Robin Botie of Ithaca, New York, Photoshops a collage to illustrate being lost in the wild woods of addictions and cancer.“How’s your daughter doing?”
“What’s your son up to these days?” I’m afraid to ask my friends. Because too often there’ll be a scrunching of brows over eyes suddenly filled with torment, followed by a torrent of emotion, the significant word finally gushing out – “addiction.”

“My daughter is….” “My son … heroin, meth, …addicted,” people who know I “lost” a child send me emails and personal messages online. Offline, I hear it going around the table during introductions at bereaved mothers’ gatherings. Almost every day there’s another heartbroken parent. Waiting for The Phone Call. Preparing for the worst. Aching. And OMG, I hear the pain.

I remember that pain. It isn’t so different from when your child has been diagnosed with cancer. Your heart sinks into your gut. And there’s little you can do to get rid of this scourge. You start wondering how you contributed to it, what was the something you did or did not do. You’re angry, sad, and ready-to-embrace-whatever-might-help scared.

Addiction, like cancer, is a deadly disease. Mostly, what I remember from plodding through the wilds of cancer, is fighting for my daughter, for her health, her life. Fighting and worrying. And loving. You love so hard it tears the breath and light from you.
“We will never be out of the woods,” one mother told me. And it’s true.
“You don’t want to be out of the woods,” I wrote her back. “Because then you’ll be in my neck of the woods.” There’s no more worrying here, but –

There’s nothing I can tell them. “I’m sorry,” I say, the same words people said to me when my daughter died.

The only thing that helps, either side of the forest, is knowing you are not alone. There are gazillions of us crying for our children, praying for our children, singing to the moon hoping our children know we will always love them. However they are. Wherever they are. Or are not.

If you are the parent of a child with an addiction, I humbly share your tears.

 

What do you do or say when someone is in pain over a loved one’s addiction?

Missing Boys

Robin Botie of Ithaca, New York, uses Photoshop to restore an old photo of her son as a toddler.

When you lose a child, every news article about missing children grabs your attention and then beats the breath from you. All week I was captivated by the story of the two missing teenagers in Florida whose capsized boat had been found, empty. I agonized for the families of the lost boy boaters. Two more heartbroken mothers.

Losing a child to the sea is different from losing a child to leukemia. I got to hold my daughter and watch as the part of me that could sing disappeared into nowhere. I waited, so still, like she might reappear. But wherever she was, her body was empty. The absence was so physical; I knew she was gone.

If you don’t see the vacant body of the one you love, it is difficult to convince yourself that he is not somewhere out there still. I look to the heavens and the night sky to talk to the daughter that I miss but no longer worry about. These other mothers will look to the sea as long as they live. They will wonder and worry the rest of their time about their missing boys.

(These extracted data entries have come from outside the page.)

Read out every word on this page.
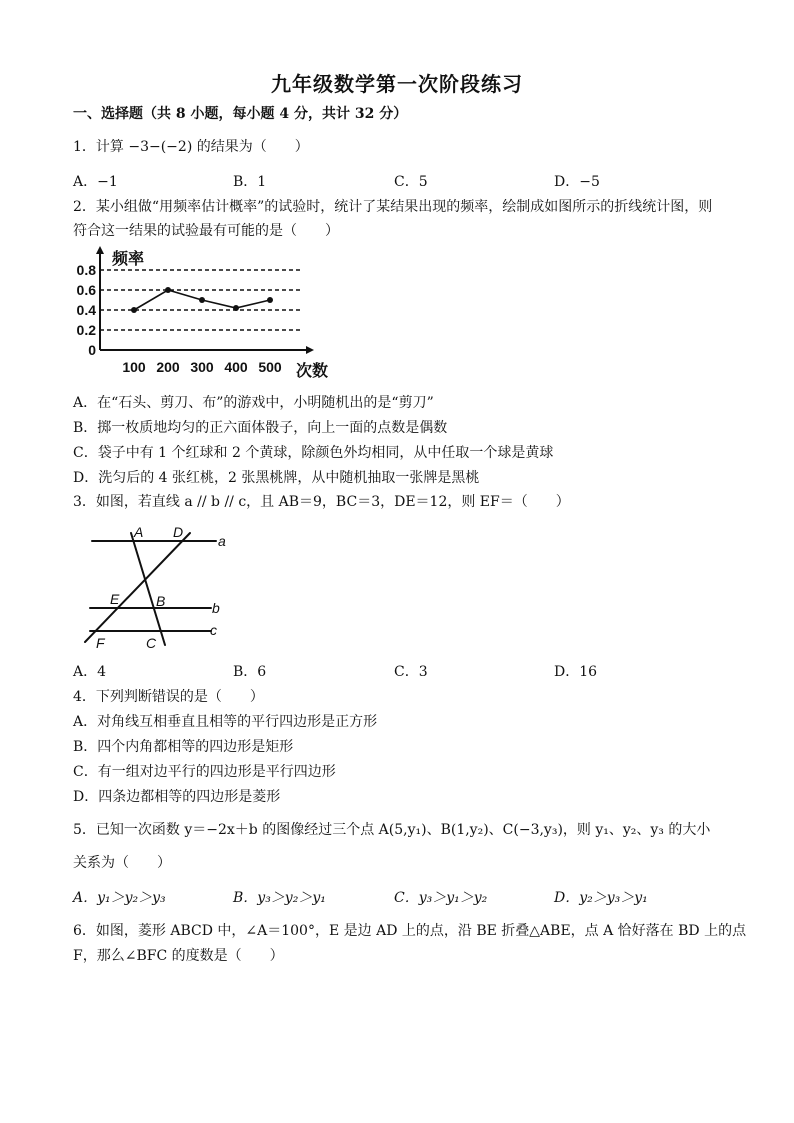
九年级数学第一次阶段练习
一、选择题（共 8 小题，每小题 4 分，共计 32 分）
1．计算 −3−(−2) 的结果为（　　）
A．−1	B．1	C．5	D．−5
2．某小组做“用频率估计概率”的试验时，统计了某结果出现的频率，绘制成如图所示的折线统计图，则
符合这一结果的试验最有可能的是（　　）
0
0.2
0.4
0.6
0.8
100 200 300 400 500
频率
次数
A．在“石头、剪刀、布”的游戏中，小明随机出的是“剪刀”
B．掷一枚质地均匀的正六面体骰子，向上一面的点数是偶数
C．袋子中有 1 个红球和 2 个黄球，除颜色外均相同，从中任取一个球是黄球
D．洗匀后的 4 张红桃，2 张黑桃牌，从中随机抽取一张牌是黑桃
3．如图，若直线 a // b // c，且 AB＝9，BC＝3，DE＝12，则 EF＝（　　）
A D
a
E	B	b
F	C
c
A．4	B．6	C．3	D．16
4．下列判断错误的是（　　）
A．对角线互相垂直且相等的平行四边形是正方形
B．四个内角都相等的四边形是矩形
C．有一组对边平行的四边形是平行四边形
D．四条边都相等的四边形是菱形
5．已知一次函数 y＝−2x＋b 的图像经过三个点 A(5,y₁)、B(1,y₂)、C(−3,y₃)，则 y₁、y₂、y₃ 的大小
关系为（　　）
A．y₁＞y₂＞y₃	B．y₃＞y₂＞y₁	C．y₃＞y₁＞y₂	D．y₂＞y₃＞y₁
6．如图，菱形 ABCD 中，∠A＝100°，E 是边 AD 上的点，沿 BE 折叠△ABE，点 A 恰好落在 BD 上的点
F，那么∠BFC 的度数是（　　）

Where are they now? This is the question bereaved mothers ask. And a mother who has not had to witness the vacancy of the body that housed her child will hold the hope that he is not dead. He is only missing.

And how different is that from the thoughts of the mother of a grown son off in the world? Where is he now? Where is the little boy who I chased on the beach, the toddler on my lap who gazed lovingly at my face as I read stories, the baby boy who only wanted to be held by me? Where has he gone?